Pseudomonas aeruginosa ranks second among the most common human pathogens isolated from surgical sites, chronic infections, and burn wounds. Once established, growth of P. aeruginosa in biofilms makes it very difficult to eradicate the organisms by antimicrobial treatment. In order to eradicate P. aeruginosa biofilm infections, efforts should be focused on the developmental process leading to the formation of persistent and inherently resistant biofilms. We have evidence that autogenously produced pyruvate contributes to the formation and stability of established biofilms by P. aeruginosa. In turn, enzymatic depletion of pyruvate impaired biofilm formation and correlated with the disaggregation of established P. aeruginosa biofilms, with thus treated biofilm cells being rendered more susceptible to the aminoglycoside tobramycin and phagocytic monocytes. Preliminary data furthermore suggest enzymatic depletion of pyruvate to reduce the bacterial load in wounds. The goal of the proposed research project is to develop a nanodevice-based anti-biofilm therapy, based on pyruvate depletion, to reduce the biofilm burden, and enhance the efficacy of conventional antimicrobial treatment strategies of biofilm-related infections. The project is founded on the hypothesis that pyruvate depletion can be used as an anti-biofilm strategy to reduce the bacterial burden and enhance wound healing. As pyruvate depletion is accomplished using pyruvate dehydrogenase (PDH), which is unstable under in vivo conditions, we hypothesize that encapsulation of PDH into biodegradable nanoparticles will enhance/prolong PDH activity and stability, with in vitro selected optimal formulations being more efficient than free PDH in reducing the bacterial burden while enhancing killing of biofilm cells and wound healing in vivo. Experimentally, we will first assess in Aim 1 the applicability of pyruvate management in reducing the bacterial burden and enhancing wound healing in a porcine burn wound model and will determine the optimal PDH concentration required to so do.
In Aim 2, we will develop biodegradable, biocompatible nanoparticles capable of encapsulating, maintaining and stabilizing PDH activity at concentrations required for the highest possible impact on biofilms in vivo while requiring the least amount of particles.

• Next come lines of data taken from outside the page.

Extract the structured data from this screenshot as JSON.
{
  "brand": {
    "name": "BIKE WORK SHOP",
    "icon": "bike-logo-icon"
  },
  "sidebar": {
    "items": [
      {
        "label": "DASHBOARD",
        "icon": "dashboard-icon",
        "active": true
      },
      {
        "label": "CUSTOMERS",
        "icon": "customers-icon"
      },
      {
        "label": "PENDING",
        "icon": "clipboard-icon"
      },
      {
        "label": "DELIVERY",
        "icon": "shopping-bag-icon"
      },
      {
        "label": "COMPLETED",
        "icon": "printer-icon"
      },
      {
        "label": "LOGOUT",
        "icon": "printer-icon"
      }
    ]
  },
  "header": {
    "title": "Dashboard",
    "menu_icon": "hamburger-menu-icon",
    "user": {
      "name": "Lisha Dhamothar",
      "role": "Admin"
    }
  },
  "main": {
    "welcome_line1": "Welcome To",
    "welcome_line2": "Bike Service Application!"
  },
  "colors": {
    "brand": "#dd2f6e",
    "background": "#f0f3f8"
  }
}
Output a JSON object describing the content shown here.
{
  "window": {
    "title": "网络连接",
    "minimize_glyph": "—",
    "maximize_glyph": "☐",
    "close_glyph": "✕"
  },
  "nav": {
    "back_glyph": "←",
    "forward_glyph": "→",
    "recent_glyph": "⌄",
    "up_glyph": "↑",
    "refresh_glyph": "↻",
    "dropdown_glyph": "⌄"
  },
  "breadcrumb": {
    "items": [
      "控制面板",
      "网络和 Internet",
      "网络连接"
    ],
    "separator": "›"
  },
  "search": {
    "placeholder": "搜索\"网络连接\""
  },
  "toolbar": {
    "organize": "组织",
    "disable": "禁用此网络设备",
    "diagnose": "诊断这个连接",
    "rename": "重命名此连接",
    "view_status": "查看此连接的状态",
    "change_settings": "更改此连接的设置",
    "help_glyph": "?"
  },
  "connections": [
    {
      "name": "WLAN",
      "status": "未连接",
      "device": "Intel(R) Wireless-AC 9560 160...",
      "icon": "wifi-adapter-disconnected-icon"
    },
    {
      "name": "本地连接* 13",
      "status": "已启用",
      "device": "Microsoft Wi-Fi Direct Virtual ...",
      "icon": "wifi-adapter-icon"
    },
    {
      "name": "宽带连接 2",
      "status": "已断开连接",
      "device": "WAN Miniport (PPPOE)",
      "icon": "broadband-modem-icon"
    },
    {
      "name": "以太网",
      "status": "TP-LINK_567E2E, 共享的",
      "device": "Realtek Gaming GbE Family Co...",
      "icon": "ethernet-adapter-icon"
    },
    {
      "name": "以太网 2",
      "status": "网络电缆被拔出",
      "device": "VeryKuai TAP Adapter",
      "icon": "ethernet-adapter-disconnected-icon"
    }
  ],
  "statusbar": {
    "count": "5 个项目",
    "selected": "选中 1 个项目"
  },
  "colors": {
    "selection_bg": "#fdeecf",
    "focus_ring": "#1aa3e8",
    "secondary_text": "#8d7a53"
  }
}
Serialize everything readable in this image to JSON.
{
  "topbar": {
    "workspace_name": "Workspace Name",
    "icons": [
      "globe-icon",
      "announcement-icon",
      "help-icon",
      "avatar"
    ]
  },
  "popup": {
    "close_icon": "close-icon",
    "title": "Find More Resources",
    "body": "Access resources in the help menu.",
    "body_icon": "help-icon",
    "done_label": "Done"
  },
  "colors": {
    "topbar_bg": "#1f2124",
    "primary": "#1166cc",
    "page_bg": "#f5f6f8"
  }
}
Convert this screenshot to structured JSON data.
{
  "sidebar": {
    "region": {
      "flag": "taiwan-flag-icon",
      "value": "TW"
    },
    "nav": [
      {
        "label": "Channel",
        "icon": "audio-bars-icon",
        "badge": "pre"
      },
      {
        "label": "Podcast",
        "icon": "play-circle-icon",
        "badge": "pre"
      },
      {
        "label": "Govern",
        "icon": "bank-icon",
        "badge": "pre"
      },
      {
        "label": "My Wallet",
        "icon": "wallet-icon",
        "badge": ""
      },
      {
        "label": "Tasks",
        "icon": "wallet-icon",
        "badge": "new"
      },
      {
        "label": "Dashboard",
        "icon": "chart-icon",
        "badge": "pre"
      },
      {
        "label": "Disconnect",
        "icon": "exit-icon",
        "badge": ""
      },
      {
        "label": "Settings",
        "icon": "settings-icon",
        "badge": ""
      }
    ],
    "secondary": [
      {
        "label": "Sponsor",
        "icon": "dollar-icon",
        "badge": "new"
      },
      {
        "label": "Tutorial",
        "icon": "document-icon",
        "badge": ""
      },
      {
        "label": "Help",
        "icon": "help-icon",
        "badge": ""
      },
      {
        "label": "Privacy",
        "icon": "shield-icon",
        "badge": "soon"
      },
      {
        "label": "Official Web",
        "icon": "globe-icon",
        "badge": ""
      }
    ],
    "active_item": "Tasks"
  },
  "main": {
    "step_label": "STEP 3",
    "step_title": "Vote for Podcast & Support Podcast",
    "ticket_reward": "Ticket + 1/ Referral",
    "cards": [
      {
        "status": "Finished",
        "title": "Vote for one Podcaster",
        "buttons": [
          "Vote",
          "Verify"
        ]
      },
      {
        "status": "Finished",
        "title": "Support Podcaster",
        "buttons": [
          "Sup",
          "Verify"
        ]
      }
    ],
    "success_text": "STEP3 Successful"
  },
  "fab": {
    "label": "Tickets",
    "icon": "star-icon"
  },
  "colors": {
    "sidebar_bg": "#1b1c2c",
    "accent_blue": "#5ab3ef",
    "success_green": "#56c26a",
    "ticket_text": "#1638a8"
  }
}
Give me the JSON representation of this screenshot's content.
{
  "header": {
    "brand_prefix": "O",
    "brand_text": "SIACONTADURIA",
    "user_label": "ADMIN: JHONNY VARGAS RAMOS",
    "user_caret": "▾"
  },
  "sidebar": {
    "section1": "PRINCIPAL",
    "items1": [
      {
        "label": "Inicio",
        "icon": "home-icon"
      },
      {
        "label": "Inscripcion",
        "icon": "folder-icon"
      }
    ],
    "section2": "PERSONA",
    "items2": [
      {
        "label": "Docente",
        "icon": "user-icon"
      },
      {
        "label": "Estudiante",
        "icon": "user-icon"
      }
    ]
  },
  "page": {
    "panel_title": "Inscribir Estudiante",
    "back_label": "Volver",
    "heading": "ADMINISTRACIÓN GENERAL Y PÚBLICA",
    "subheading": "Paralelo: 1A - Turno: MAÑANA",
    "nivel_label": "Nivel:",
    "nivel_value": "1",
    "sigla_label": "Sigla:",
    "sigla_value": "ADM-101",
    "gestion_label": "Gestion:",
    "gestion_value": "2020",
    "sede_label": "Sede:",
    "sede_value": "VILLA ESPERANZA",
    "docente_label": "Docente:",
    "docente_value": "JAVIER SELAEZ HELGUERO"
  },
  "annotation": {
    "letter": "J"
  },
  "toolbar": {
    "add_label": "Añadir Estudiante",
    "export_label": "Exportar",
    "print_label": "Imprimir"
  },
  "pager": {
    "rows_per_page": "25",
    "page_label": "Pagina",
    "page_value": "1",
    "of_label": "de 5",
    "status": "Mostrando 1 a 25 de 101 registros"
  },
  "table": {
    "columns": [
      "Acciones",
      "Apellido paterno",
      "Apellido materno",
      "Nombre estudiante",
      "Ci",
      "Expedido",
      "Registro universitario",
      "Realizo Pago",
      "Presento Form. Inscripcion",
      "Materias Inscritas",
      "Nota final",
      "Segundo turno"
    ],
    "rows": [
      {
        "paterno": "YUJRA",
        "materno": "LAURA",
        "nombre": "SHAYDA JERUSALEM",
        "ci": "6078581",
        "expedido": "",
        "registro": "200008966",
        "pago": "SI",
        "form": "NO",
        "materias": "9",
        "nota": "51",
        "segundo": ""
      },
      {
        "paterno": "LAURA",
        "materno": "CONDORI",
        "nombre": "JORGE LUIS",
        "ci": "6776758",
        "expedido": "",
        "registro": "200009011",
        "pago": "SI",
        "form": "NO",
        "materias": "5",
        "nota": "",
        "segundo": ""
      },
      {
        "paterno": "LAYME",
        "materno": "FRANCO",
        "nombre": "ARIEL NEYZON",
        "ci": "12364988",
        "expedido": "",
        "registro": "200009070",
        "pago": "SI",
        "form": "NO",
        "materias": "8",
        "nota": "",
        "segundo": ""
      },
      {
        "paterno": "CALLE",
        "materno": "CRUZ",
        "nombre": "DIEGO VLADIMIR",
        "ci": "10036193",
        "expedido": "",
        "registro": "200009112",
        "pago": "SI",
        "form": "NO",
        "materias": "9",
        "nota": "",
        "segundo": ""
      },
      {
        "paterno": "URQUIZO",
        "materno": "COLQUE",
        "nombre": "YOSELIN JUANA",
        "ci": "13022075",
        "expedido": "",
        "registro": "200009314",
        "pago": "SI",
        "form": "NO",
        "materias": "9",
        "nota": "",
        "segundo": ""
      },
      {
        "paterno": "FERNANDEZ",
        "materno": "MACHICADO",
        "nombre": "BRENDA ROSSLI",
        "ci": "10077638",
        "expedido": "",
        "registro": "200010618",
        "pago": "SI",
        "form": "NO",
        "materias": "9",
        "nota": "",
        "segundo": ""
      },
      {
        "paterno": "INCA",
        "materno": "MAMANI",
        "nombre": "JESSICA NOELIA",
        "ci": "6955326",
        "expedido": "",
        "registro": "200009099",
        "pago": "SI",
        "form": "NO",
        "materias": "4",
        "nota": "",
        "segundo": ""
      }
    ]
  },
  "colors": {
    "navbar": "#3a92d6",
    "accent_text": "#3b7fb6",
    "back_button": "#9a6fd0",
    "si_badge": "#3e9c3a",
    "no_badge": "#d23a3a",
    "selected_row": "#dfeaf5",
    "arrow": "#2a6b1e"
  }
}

Aim 3 is designed to select formulations that require the least number of nanoparticles to obtain the optimal PDH concentrations (high particle loading) while demonstrating comparable biofilm control capabilities at PDH activity levels that are equal to or lower than the optimal PDH. The two most promising nanoparticle formulations will be subsequently tested in Aim 4 for their efficacy in reducing the bacterial burden, enhancing the susceptibility of conventional antimicrobial agents in killing biofilm cells, and promoting wound healing in a porcine burn wound model. This proposed research brings together Drs. Karin Sauer (biofilm expert), Amber Doiron (expert in the fabrication of nanodevices), and Stephen Davis (expert on burn wounds) and is anticipated to result in innovative and effective therapeutic strategies, based on pyruvate depletion, to prevent, control and treat biofilm infections.
The bacterium Pseudomonas aeruginosa is the cause of many serious human infections, particularly in hospitalized patients with weak immune systems and burn wounds, due to the ability of P. aeruginosa to form highly structured, surface-associated communities called biofilms that are highly refractory to antimicrobial treatment. Recently published and preliminary results indicate that P. aeruginosa requires pyruvate to form and maintain biofilms, with depletion of pyruvate correlating with the disaggregation of biofilms. This proposed research is aimed at developing a nanodevice-based anti-biofilm therapy, based on pyruvate depletion, to reduce the biofilm burden and enhance the efficacy of conventional antimicrobial treatment strategies of biofilm-related infections.